Hacker News new | ask | show | jobs
by kylek 2456 days ago
Worked at a FAANG, 5-7 was peanuts for the rotation I was on there. The interesting thing (I don't know if I liked it or not) was that when you're on call, that's all you do (even during normal hours, that is), no "normal" work/projects during that time (which relieves a giant burden for everyone NOT on call). At the end of the rotation, there is a proper hand-off to the next on call; every issue that came up is reviewed and a plan put in place to fix it "for good" (meaning a backlog task gets created and assigned to someone during the next sprint planning). If there's no planning to root-cause and fix the underlying problems, run.
2 comments

This is super interesting. So you had a high number of pages, but then you also had a really clearly defined and sensible sounding way of dealing with the root causes of the pages?

If you're constantly fixing the things causing you to get pages, why are there still many more than one per day? Just prioritisation of other work over fixes?

We have a similar system, though we have one person on after hours support doing normal work during the day, and one person during the day who doesn't do normal work. That person works on remediating the issues that cause people to get paged. Leads to a pretty low number of pages.

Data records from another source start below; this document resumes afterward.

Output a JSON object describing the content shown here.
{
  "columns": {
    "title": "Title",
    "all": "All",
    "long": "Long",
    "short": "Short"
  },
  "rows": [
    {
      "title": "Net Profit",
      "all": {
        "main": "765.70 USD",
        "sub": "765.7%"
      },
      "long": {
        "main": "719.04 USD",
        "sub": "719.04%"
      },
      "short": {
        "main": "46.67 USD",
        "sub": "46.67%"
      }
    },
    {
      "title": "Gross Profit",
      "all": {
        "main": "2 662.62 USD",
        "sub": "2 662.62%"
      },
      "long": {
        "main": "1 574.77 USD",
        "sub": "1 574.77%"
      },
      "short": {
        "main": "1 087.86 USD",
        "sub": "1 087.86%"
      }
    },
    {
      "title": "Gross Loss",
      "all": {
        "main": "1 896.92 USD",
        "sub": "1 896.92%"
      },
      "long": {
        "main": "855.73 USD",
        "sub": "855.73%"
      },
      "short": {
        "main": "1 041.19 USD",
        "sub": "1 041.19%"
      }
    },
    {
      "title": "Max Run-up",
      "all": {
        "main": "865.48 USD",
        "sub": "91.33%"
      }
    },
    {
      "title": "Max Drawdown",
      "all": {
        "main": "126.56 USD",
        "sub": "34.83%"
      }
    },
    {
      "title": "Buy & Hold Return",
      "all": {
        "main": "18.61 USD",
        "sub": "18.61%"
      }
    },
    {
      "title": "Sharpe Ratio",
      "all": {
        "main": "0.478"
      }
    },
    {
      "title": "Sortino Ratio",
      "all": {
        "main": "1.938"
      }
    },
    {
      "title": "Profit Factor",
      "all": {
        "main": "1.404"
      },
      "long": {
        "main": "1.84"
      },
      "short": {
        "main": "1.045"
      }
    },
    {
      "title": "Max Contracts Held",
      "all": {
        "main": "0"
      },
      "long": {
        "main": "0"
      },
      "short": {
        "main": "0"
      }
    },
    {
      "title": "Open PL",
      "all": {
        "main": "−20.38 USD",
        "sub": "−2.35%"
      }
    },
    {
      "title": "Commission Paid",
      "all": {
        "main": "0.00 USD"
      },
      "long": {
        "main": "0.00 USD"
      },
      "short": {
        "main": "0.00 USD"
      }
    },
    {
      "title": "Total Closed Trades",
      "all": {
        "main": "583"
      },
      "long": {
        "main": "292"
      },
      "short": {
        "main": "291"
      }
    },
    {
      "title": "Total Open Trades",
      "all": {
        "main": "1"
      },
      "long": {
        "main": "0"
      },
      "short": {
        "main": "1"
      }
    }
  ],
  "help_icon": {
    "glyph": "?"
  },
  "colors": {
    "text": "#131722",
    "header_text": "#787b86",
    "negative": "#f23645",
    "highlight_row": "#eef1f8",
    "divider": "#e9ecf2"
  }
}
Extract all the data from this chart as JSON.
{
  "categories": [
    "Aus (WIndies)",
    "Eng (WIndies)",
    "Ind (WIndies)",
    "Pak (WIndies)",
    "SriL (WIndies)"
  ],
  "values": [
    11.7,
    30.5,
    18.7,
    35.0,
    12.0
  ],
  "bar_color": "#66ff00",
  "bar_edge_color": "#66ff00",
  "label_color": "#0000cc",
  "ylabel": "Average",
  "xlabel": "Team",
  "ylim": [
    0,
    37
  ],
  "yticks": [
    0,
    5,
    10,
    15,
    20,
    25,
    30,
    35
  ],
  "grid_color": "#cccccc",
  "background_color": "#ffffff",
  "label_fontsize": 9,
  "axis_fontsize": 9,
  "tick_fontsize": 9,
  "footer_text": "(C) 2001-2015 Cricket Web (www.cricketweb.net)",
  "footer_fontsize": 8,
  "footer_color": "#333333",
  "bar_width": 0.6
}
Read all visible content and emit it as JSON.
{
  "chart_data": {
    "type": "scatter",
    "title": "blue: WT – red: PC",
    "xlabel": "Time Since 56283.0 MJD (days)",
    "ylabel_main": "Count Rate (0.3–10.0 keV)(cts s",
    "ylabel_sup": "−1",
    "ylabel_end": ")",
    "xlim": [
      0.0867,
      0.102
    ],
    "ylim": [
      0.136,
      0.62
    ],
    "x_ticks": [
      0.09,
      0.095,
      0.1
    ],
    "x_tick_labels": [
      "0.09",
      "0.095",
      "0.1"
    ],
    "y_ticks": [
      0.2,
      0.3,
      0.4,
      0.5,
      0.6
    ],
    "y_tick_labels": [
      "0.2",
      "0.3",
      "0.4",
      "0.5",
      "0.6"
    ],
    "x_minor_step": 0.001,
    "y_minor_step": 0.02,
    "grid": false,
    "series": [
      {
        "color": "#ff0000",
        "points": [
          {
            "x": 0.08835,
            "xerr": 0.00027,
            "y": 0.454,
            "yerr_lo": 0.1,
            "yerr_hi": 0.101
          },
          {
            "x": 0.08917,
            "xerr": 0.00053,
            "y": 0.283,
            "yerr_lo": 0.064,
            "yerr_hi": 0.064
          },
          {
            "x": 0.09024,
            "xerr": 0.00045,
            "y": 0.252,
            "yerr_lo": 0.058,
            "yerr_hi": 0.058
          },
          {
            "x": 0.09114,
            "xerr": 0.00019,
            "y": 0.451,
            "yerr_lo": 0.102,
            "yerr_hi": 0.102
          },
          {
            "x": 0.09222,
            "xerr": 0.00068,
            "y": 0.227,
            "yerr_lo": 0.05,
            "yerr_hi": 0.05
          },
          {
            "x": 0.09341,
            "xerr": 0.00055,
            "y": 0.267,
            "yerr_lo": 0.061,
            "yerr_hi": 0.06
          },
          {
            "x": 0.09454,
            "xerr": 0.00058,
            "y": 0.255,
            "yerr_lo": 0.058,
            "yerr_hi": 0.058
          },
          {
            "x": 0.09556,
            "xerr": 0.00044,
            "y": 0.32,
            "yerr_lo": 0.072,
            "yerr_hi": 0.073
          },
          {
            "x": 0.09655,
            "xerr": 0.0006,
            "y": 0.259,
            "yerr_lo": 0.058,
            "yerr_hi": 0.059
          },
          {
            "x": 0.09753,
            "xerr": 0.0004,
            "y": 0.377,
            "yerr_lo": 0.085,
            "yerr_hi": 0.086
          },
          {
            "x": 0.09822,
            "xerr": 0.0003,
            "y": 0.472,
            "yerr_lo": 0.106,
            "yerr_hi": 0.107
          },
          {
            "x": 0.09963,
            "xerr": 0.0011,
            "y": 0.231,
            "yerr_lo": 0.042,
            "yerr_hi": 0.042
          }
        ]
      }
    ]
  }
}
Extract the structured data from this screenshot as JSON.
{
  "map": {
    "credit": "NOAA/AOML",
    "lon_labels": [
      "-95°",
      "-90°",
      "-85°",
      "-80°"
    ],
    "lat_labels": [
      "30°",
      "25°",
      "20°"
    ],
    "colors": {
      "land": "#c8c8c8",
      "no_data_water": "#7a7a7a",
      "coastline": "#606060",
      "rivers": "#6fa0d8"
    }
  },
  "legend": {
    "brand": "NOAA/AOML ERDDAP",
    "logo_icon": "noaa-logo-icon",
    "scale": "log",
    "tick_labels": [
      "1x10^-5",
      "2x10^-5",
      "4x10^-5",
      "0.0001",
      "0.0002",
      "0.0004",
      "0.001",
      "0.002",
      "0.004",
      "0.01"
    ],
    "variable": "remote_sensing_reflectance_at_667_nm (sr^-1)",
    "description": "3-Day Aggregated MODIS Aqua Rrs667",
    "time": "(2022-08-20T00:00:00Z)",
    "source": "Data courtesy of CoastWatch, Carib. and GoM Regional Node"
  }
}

My rotation was a bit weird. I was on an ops team for a service, but my ops team did not have our own rotation- each of us took part in the various dev team rotations (the theory is nice, the ops team had a deep view of most aspects of the service. I don't think this was common to other service teams). The dev team I took part in was an absolute trainwreck. Poorly managed at the team level and one level above (the owners/managers of the service). More concerned with getting features out and burning through people to make progress. The issues were always brought up and root-caused properly, but poor architecture led to a lot of "well, we can't do that until x happens". I should reiterate that I'm no longer at the company - definitely wasn't the place for me (and my sanity)!
Thanks - I'm glad I got at least one reply of someone who's confirming that level of paging wasn't abnormally high to them.

When on primary on-call, we also are generally not expected to make progress on project work, although we don't have reviewing of all our incidents after our shift (generally just major ones.) I think there's definitely room for improvement here.